🤖 AI Summary
DPO, proposed as a lightweight alternative to RLHF, empirically underperforms PPO-RLHF in preference alignment. This work identifies—through systematic analysis—a fundamental flaw in DPO: severe imbalance in gradient contributions from preference pairs, which destabilizes optimization trajectories and leads to suboptimal convergence. To address this, we propose Balanced-DPO, a theoretically grounded, implementation-light gradient reweighting method that requires no auxiliary models, additional data, or hyperparameter tuning. Derived from sensitivity analysis of the DPO objective’s gradients, Balanced-DPO seamlessly integrates into standard supervised fine-tuning pipelines. Evaluated across multiple LLM preference alignment benchmarks, Balanced-DPO consistently outperforms vanilla DPO (average win rate +3.2%), exhibits improved training stability, and substantially narrows the performance gap with PPO-RLHF.
📝 Abstract
Direct Preference Optimization (DPO) has been proposed as a promising alternative to Proximal Policy Optimization (PPO) based Reinforcement Learning with Human Feedback (RLHF). However, empirical evaluations consistently reveal suboptimal performance in DPO compared to common RLHF pipelines.

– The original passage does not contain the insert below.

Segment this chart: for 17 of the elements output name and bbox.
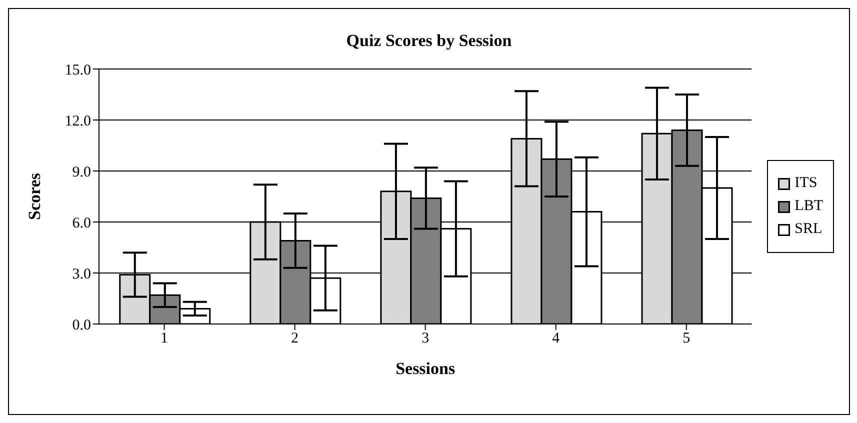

In this work, we conduct a systematic analysis of DPO's training dynamics and identify gradient imbalance as a critical limitation. We demonstrate theoretically and empirically that this imbalance perturbs optimization trajectories, destabilizes learning, and induces suboptimal convergence. To address this issue, we propose Balanced-DPO, a simple yet effective modification to the DPO objective that introduces a computationally efficient gradient reweighting mechanism. Our experiments demonstrate the effectiveness of Balanced-DPO, validating the theoretical findings and confirming that addressing gradient imbalance is key to improving DPO's performance, highlighting a promising direction for future research.